Ik voorzie evenwel een herkansing. Willem heeft hoog opgegeven van een stuk vistuig dat aan boord is: een blinker van een kilo met een grote haak eronder, aan een 2mm dikke lijn. "Je laat hem vieren tot hij de grond raakt, dan een paar keer op en neer, en je hebt een kabeljauw". Hij heeft me zelfs een foto laten zien van zijn vangst ermee tijdens een vorige reis. Zoals de Portugesen de Grand Banks beschreven. Dat je er over de kabeljouwen heen kon lopen, lijkt lichtelijk overdreven, maar in het museum in Lunenburg hangt een plaat waar de bemanning van een 16e eeuuws vissersschip over de zeereling hangt met lijnen met haken, snel en moeiteloos het ruim vullend met kabeljouw.
Zaterdag 29/6 gaan we op weg, voor een "overnight" naar we zien wel hoever we komen. Na dagen van mooi weer is het grijzig en tussen droge perioden door regent het. Het Port au Port Peninsula waar we omheen moeten is langs de kust dicht bebouwd en lijkt in het donker op de Belgische kust. Daar eenmaal voorbij (dat duurt een paar uur) wordt het weer leeg en donker.

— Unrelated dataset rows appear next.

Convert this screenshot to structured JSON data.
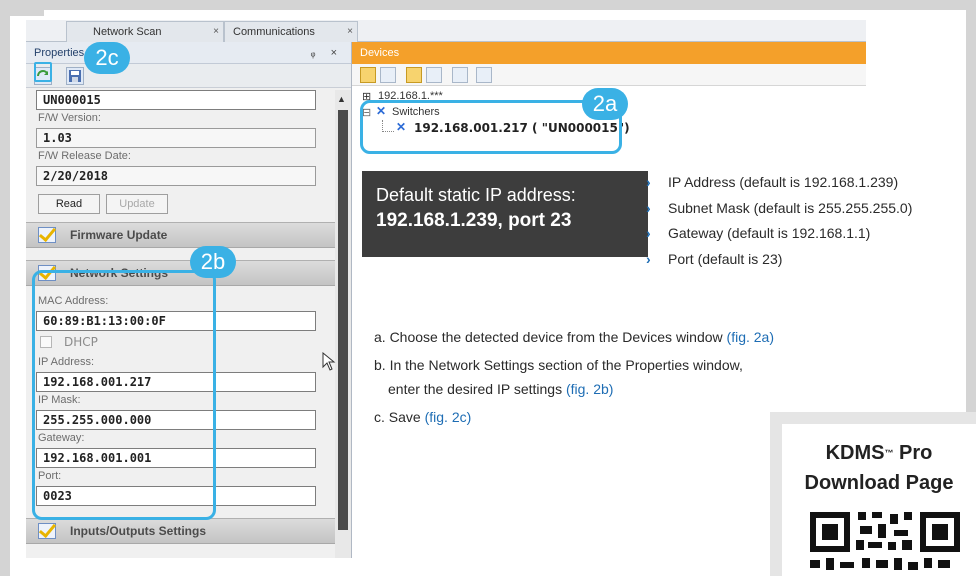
{
  "tabs": [
    {
      "label": "Network Scan",
      "close": "×"
    },
    {
      "label": "Communications",
      "close": "×"
    }
  ],
  "properties": {
    "title": "Properties",
    "title_controls": "ᵩ ×",
    "device_id": "UN000015",
    "fw_version_label": "F/W Version:",
    "fw_version": "1.03",
    "fw_date_label": "F/W Release Date:",
    "fw_date": "2/20/2018",
    "read_label": "Read",
    "update_label": "Update",
    "firmware_section": "Firmware Update",
    "network_section": "Network Settings",
    "mac_label": "MAC Address:",
    "mac": "60:89:B1:13:00:0F",
    "dhcp_label": "DHCP",
    "ip_label": "IP Address:",
    "ip": "192.168.001.217",
    "mask_label": "IP Mask:",
    "mask": "255.255.000.000",
    "gateway_label": "Gateway:",
    "gateway": "192.168.001.001",
    "port_label": "Port:",
    "port": "0023",
    "io_section": "Inputs/Outputs Settings"
  },
  "devices": {
    "title": "Devices",
    "root": "192.168.1.***",
    "group": "Switchers",
    "device": "192.168.001.217 ( \"UN000015\")"
  },
  "callouts": {
    "a": "2a",
    "b": "2b",
    "c": "2c"
  },
  "info": {
    "static_line1": "Default static IP address:",
    "static_line2": "192.168.1.239,  port 23",
    "bullets": [
      "IP Address (default is 192.168.1.239)",
      "Subnet Mask (default is 255.255.255.0)",
      "Gateway (default is 192.168.1.1)",
      "Port (default is 23)"
    ],
    "bullet_icon": "chevron-right-icon",
    "steps": [
      {
        "text": "a. Choose the detected device from the Devices window ",
        "fig": "(fig. 2a)"
      },
      {
        "text": "b. In the Network Settings section of the Properties window,",
        "fig": ""
      },
      {
        "text": "enter the desired IP settings ",
        "fig": "(fig. 2b)"
      },
      {
        "text": "c. Save ",
        "fig": "(fig. 2c)"
      }
    ]
  },
  "kdms": {
    "line1": "KDMS",
    "tm": "™",
    "line1b": " Pro",
    "line2": "Download Page"
  },
  "colors": {
    "callout": "#3ab1e5",
    "devices_header": "#f4a02a",
    "link_blue": "#1e6db4",
    "dark_box": "#3d3d3d"
  }
}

In de vroege ochtend zien we donkere dolfijnen - kleine walvissen, maar welke? - uit het water springen. In Little Harbour, net onder de Bay of Islands, een kleine inham in de kust (well protected except in strong westerlies, maar het waait nauwelijks) gaan we na 115M naar binnen. Na mijn 3-7 wacht kan ik even slapen. Anders dan een government wharf en een vriendelijke visser is er niemand en niets. Om 10 uur maken we weer los en varen tussen de eilanden aan de buitenkant van Bay of Islands verder. Op een plek waar de kaart een ondiepte stopt W de boot en haalt het hierboven beschreven vistuig tevoorschijn. Omlaag, als lijn slap is beetje ophalen en op en neer bewegen, en ... niks. Nog een paar keer, maar nee. Er staat ook wat stroom, we liggen stil op het water maar de boot beweegt met 1 knoop (in de goede richting) en dat is niet goed bij deze manier van vissen. Volgende keer zorgen we dat we stil liggen en dan komt er een vis boven!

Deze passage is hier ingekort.